For the **commutator** relationship, it’s relatively simple to prove that the commutator of a coordinate with the generator of its translation is [x, p] = [x, -ih∂/∂x] = ih.

The **uncertainty principle** is actually defined in terms of commutators. It’s not too hard to prove that for any two operators A and B, stdev(A)stdev(B) ≥ |E([A, B])|/2. Note that since [x, p] = ih, this implies the usual uncertainty principle you’re probably used to, but it’s more general.

Finally, for **fourier trasnforms**, using the whole p=-ih∂/∂x thing we found earlier, you can try to find eigenfunctions of this operator. If you do, you end up seeing that plane waves at different frequencies are each eigenfunctions of p. Pretty much the entire point of Fourier transforms is seeing how you can decompose arbitrary functions into integrals of plane waves, so it’s quite straightforward to see why you swap back and forth between the x and p bases using Fourier transforms.

Btw, in the future, r/AskPhysics might be better for this kind of question!

Anonymous 0 Comments

The uncertainty principle works out the way it does because of the Cauchy-Schwarz inequality. If you define the variance of two operators (which also requires you to define expectation value) when you multiply the variances of the operators you can start approximating it through the CS inequality and that will yield the commutator of the two operators. So if thats 0 the physical quantities commute there is no limit. Which means both quantities can be measured simultaneously and it also means that there exists a common eigen function system for them. So you can force the system into the eigenstate of both of the operators at the same time because such eigenstate exists.

For example with spin or rotations in general J² (think of it as magnitude of spin) commutes with all directors in 3D J1 J2 and J3. But J3 doesn’t commute with J1 and J2 and vica versa. This means that there is a common eigenstate for J3 and J². But you can’t measure J3 and J2 simultaneously as a system cannot be in both a J3 and J2 eigenstate. If thats the case then you have a limit to the variances. For example x and p don’t commute and the limit is hbar/2.

Fourier transforms came in at the wave package solution for free particles.

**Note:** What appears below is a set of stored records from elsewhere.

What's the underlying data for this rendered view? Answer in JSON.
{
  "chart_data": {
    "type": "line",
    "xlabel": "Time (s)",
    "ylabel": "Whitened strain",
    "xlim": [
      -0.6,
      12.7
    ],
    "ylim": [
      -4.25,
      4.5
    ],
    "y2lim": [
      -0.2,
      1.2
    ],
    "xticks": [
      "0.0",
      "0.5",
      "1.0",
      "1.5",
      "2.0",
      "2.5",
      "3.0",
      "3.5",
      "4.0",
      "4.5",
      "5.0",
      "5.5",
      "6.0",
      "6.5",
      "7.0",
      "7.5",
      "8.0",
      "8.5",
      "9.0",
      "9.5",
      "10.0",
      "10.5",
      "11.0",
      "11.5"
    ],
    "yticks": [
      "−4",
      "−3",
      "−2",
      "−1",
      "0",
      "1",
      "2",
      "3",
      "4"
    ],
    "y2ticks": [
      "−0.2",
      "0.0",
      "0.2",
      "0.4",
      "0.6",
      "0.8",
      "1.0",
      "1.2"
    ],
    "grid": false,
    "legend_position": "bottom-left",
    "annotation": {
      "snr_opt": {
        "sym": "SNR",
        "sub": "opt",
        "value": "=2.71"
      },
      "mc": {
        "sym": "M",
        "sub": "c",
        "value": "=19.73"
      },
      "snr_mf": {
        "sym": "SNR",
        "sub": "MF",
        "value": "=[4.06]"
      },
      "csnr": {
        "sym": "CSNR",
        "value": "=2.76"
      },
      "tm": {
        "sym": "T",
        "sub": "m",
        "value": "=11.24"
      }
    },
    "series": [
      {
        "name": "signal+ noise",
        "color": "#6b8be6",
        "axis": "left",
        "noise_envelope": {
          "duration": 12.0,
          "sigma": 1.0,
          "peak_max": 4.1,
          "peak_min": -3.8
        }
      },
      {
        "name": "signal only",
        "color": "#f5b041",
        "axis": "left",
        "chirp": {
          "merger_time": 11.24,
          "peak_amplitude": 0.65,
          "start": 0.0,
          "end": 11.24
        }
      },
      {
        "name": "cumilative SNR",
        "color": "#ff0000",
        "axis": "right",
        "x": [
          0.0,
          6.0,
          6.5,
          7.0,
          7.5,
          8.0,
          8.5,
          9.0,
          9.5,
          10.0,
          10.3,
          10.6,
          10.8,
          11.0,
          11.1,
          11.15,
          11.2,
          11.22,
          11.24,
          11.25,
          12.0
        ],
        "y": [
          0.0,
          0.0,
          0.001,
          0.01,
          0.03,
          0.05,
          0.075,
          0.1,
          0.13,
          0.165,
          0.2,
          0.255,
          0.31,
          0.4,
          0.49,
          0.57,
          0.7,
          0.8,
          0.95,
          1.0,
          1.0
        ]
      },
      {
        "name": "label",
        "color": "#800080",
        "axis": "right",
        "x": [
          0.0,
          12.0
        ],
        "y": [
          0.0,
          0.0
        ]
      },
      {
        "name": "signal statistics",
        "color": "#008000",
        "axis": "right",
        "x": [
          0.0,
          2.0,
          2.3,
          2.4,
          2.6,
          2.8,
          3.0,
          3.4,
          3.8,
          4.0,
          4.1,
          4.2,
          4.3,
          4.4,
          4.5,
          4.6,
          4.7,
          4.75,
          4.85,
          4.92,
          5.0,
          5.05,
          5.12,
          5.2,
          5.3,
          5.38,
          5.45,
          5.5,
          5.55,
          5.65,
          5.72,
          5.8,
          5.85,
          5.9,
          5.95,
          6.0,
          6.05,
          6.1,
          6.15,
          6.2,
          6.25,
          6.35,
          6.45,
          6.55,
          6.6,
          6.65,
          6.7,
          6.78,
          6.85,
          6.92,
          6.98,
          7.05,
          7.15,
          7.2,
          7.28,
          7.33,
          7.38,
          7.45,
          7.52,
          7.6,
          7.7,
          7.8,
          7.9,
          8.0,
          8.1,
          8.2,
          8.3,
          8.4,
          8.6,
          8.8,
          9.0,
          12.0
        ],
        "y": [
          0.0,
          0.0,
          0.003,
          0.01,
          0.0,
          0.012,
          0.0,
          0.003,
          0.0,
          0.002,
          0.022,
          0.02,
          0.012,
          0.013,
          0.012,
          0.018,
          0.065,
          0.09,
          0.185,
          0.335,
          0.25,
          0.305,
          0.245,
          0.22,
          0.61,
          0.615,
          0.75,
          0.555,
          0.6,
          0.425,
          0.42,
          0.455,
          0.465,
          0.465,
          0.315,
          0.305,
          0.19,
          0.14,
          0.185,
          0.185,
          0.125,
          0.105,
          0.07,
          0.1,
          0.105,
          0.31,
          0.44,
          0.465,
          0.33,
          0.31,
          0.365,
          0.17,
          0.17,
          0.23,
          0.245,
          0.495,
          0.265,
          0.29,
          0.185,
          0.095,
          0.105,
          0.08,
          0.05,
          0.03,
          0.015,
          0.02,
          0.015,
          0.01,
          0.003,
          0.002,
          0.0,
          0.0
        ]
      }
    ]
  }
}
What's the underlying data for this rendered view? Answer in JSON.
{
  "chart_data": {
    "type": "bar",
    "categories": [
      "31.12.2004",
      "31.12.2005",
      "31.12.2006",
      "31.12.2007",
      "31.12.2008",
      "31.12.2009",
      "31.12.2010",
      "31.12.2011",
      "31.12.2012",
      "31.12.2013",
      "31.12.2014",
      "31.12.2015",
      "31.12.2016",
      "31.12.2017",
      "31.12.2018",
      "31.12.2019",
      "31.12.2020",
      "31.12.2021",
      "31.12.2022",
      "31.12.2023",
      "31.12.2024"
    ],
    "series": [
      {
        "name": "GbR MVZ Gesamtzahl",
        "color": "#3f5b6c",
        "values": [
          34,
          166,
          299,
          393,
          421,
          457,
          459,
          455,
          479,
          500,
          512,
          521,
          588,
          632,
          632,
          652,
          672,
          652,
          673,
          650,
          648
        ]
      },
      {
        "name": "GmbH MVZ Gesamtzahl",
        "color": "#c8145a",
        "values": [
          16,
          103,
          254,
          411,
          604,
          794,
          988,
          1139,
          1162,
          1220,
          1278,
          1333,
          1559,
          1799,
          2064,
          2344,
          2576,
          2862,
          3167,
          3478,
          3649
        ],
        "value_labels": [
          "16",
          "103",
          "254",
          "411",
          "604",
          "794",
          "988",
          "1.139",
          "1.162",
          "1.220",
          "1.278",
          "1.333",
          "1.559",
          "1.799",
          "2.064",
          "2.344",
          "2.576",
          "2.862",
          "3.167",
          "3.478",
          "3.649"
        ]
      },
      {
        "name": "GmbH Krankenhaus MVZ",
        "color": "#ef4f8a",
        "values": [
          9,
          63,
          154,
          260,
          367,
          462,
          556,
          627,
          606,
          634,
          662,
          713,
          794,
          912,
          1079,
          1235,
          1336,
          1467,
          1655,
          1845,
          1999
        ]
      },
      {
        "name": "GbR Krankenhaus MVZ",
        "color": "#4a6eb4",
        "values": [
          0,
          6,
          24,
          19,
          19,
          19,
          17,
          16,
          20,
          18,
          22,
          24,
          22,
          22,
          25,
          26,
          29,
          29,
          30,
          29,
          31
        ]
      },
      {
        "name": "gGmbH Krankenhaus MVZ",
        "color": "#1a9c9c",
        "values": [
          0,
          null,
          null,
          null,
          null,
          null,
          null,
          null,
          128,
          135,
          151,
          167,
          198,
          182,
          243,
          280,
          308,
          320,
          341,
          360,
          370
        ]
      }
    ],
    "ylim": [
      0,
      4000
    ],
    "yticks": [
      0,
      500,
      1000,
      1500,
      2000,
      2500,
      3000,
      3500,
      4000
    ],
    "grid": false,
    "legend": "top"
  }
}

A palne wave is not normalsizable but what if we make a sum of plane waves with different “frequencies” to get a function that has a finite norm. You can do that and the result is a good old wave package. If I tell you the position wavefunction at t=0 you can do an FT to get the sorta momentum function its a function of k the wavenumber vector which is practically momentum. So then you can do an FT with time evolution on the k function which gives you the time evolved wavefunction. And why you can immediately discover the uncertainty principle is because “the FT of a wide function is a narrow function and vica versa”. In the extreme the momentum is a dirac delta and so position will be a constant which is obviously not normalsizable. And so if they are FTs of each other then they can’t be both narrow functions, which means that the product of their spread has to be greater than something.

As far as conserved quantities go, in the Heisenberg picture instead of time evolving the wavefunction you time evolve the operators. Because all we can measure is the absolute square, all we need to keep invariant are scalar products. (Not even that they can be changed up to a unit absolute value complex number, aka phase.) So you can transform time evolution on the operators without changing physics. And why is that good because we can see a cool result. If you take the time derivitive of an operator which you of course introduce properly and if thats 0 the operator doesn’t change over time, so the physical quantity it describes is a constant. And as it turns out because the Hamiltonian doesn’t change over time because time evolution is the exponential of the Hamiltonian and an operator in piece times commute with a function of that operator you have an invariant Hamiltonian and this will be true for any operator that commutes with the Hamiltonian. So if an operator commutes with the Hamiltonian it describes a conserved quantity.